| JURISDICTION : DISTRICT COURT OF WESTERN AUSTRALIA LOCATION : PERTH CITATION : FEAVER -v- CAMM & ASSOCIATES [2010] WADC 59 CORAM : DEPUTY REGISTRAR HEWITT HEARD : 22 & 27 APRIL 2010 DELIVERED : 29 APRIL 2010 FILE NO/S : LPA 3 of 2007 BETWEEN : ANTHEA DAPHNE FEAVER Applicant
AND
CAMM & ASSOCIATES Respondent
Catchwords: Practice and procedure - Taxation of costs - Application for late amendment - Adequacy of proposed amendment - Turns on own facts Legislation: Legal Practice Act 2003 Result: Application refused
(Page 2)
Representation: Counsel: Applicant : Mr S V Forbes Respondent : Mr D J Garnsworthy
Solicitors: Applicant : Stewart Forbes Respondent : Camm & Associates
Case(s) referred to in judgment(s):
Nil (Page 3)
1 DEPUTY REGISTRAR HEWITT: In this matter the Supreme Court of Western Australia remitted a solicitor client bill filed by the practitioner to this Court for taxation. The basis of the remission was the fact that the bill related to proceedings which were conducted within the District Court of Western Australia.

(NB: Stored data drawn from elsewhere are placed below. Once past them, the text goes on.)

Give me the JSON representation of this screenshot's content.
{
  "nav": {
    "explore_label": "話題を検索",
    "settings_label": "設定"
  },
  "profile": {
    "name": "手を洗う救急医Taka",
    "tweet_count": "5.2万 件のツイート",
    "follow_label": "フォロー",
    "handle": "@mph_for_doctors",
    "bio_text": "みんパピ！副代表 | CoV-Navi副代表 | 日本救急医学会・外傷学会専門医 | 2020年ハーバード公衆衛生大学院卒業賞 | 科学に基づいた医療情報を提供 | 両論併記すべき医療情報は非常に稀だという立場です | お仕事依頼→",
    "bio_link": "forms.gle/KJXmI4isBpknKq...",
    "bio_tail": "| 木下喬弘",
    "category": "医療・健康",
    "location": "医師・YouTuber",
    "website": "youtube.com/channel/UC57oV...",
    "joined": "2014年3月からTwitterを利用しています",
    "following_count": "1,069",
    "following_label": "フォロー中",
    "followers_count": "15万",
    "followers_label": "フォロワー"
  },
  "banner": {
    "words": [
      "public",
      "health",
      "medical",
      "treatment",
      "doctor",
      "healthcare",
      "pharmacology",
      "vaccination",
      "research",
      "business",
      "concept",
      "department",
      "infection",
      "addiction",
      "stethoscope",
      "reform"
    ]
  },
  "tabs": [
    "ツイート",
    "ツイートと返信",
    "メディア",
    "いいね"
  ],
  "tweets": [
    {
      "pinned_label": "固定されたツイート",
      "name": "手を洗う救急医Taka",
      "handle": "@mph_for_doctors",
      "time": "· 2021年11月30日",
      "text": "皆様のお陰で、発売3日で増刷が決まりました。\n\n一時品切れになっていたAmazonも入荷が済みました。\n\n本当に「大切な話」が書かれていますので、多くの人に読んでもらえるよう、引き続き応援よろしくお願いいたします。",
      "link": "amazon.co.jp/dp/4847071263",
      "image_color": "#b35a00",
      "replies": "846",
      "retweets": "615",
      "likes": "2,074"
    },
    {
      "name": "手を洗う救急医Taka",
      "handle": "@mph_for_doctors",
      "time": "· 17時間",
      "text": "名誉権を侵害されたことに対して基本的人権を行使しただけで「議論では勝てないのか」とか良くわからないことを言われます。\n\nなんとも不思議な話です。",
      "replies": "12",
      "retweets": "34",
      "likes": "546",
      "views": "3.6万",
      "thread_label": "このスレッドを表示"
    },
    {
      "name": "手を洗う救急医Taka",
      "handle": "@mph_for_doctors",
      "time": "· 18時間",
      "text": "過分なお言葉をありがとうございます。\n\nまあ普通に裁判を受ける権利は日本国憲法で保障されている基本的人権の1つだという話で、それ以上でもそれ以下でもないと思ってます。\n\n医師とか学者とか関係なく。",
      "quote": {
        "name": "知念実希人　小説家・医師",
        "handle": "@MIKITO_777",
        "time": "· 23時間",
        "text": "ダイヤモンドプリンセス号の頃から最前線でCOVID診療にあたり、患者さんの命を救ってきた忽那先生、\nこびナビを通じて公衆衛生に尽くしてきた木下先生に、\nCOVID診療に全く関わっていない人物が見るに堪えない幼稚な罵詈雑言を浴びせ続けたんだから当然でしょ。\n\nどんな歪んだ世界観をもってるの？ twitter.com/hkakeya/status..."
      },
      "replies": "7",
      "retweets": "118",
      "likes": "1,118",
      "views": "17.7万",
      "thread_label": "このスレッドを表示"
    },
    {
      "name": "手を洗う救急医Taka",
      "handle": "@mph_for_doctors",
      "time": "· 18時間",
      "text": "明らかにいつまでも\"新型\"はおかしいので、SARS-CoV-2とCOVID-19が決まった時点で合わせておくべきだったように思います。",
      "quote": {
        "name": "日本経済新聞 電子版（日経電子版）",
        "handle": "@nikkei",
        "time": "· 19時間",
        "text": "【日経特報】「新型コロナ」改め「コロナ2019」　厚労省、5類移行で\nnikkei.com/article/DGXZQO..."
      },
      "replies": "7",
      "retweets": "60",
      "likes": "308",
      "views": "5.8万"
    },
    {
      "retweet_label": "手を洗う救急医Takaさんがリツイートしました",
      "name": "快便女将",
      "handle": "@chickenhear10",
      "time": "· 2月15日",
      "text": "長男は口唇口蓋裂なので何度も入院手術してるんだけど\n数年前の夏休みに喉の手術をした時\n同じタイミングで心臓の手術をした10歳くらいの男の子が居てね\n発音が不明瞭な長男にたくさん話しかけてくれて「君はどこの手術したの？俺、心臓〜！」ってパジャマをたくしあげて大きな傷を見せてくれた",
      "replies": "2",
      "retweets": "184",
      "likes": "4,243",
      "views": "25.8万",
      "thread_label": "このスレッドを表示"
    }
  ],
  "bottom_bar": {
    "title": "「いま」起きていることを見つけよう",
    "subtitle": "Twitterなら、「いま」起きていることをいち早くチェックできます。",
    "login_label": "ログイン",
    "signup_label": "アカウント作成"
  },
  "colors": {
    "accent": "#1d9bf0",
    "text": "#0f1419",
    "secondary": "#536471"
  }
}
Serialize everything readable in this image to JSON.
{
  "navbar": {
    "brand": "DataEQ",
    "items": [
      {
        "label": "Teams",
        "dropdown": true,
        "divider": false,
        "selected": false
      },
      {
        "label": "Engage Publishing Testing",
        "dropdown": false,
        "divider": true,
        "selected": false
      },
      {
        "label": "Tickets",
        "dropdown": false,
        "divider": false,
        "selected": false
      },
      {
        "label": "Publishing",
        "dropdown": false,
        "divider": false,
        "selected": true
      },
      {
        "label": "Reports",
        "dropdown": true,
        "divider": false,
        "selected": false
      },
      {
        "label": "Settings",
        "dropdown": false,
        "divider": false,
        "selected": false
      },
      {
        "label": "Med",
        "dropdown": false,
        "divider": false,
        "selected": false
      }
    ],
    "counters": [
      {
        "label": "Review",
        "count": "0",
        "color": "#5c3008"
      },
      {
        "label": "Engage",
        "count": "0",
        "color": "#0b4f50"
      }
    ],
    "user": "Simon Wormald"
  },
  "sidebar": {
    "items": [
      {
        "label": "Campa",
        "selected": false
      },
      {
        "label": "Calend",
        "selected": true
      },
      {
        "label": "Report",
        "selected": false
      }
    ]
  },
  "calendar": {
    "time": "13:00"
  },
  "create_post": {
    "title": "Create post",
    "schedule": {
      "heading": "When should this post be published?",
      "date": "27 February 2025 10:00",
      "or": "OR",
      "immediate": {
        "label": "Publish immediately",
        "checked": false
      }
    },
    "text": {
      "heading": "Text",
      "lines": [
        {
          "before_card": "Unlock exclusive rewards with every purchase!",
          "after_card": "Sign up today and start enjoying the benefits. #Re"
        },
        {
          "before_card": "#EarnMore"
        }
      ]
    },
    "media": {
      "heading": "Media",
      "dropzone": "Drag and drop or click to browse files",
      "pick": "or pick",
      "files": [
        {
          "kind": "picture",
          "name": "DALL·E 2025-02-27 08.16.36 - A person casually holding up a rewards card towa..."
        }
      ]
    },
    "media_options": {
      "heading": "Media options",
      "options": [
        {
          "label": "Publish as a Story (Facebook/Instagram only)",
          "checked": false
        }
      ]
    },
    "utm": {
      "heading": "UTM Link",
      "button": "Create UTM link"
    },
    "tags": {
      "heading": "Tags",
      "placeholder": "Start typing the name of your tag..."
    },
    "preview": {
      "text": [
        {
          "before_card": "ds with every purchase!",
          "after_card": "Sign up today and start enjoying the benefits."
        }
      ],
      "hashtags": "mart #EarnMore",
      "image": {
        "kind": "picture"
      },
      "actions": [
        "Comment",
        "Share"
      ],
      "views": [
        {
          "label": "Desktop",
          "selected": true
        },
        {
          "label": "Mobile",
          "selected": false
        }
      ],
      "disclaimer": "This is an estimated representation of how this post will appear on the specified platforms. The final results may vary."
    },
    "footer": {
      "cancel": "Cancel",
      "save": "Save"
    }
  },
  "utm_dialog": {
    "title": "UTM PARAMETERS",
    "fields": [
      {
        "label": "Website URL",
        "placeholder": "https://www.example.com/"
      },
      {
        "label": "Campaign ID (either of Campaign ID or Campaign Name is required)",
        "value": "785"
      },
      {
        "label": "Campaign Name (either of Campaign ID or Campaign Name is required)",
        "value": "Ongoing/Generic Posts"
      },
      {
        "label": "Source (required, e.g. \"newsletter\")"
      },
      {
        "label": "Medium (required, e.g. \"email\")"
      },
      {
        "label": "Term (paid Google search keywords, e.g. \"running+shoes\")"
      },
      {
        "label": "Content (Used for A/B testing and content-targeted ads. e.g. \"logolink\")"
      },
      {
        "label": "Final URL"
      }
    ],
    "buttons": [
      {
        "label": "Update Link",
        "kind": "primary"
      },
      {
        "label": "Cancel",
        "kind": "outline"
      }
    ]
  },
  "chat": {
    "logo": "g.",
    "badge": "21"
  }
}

2 The matter first came before me on 11 February 2010 and at that stage I gave the practitioner leave to file an amended bill subject to the payment of any additional fees that bill might attract. That was done and the matter ultimately came before me for taxation on two occasions, the last of which was 27 April 2010. 3 In this case the practitioner had entered an agreement with the defendant to the District Court action settling the amount of party/party costs. As a consequence of that step I formed the view that the only items properly taxed were those which comprised the solicitor's claim on a solicitor client basis taking the view that to the extent that the bill comprised a large amount of other items those items were properly comprehended in party/party costs and thus the subject of the agreement achieved by the solicitor with the legal practitioners representing the defendant in the action, and that further amounts should not properly be allowed. 4 The taxation was effectively concluded on 22 April and was adjourned to 27 April to allow the practitioner to object. When the matter came before me on 27 April the solicitor representing the practitioner sought to introduce amendments to the bill. In essence those amendments included claims for some proportion of the fees paid to counsel which it was contended would not have been recoverable party/party. It is to be noted that those items had never been separately identified in any bill filed to that stage. 5 I formed the view that the document which was presented to me which was intended to represent that proportion of counsel fees properly claimable on a solicitor client taxation was incapable of being sensibly interpreted and it was impossible on the basis of the information presented to tax the bill as it was proposed to be amended. I took the view that the amendments sought by the practitioner came too late. They would have effectively required the taxation to have been abandoned, for a much more intensely particularised schedule to have been presented and, quite possibly, for the counsel involved to have given evidence as to the tasks which they undertook. (Page 4)
6 In my view such a process is unacceptable and it is particularly so when after a very lengthy process the taxation was effectively completed. I therefore refused the amendments and allowed the bill in the amount previously calculated to be due. The allocator and a certificate under s 243 of the Legal Practice Act 2003 were therefore signed.